Great guide, but I wonder what is the authors' philosophy on rendering in plain anchor tags the call-to-action to follow them on Twitter/sign up for email?
Is it to differentiate it from the visually-distracting call-to-action buttons? I suppose a follow on Twitter/email is less important than an actual download
The purpose is call-to-action buttons is to visually guide the visitor into doing the main what you want him/her to do (the action).
By giving the visior multiple prominent call-to-actions, you're essensially destroying the effect of the CTA buttons, which is to guide the visitor into doing the one thing you want him to do.
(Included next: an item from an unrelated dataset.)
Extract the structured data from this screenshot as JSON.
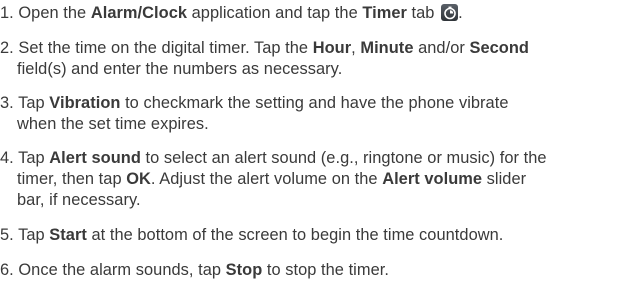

He won't know what you really want him to do and may not do anything at all since he's confused over what button he should click on. With too many call-to-action buttons they're essensially degraded to just being big buttons.
They're using large buttons in the post contents above their Twitter/email blurb (and do so in previous posts), so yet another large button saying "Follow us on Twitter" would just get lost in the mix.
So, in this case, a smaller link with a nice yellow box around it is likely a better call to action as it's different from the rest of the content.
Nice, but when I see something that's labeled "Only 3.5 MB" or worse "Only $29.99" I'm actually less likely to click a given button. This is probably because this kind of language gives me doubts about the intentions of the site owner, since it's marketing speak. And it challenges the viewer's brain to think twice about whether the price tag actually deserves the label "Only". A better alternative would be to just present the facts and leave the hyperbole out entirely.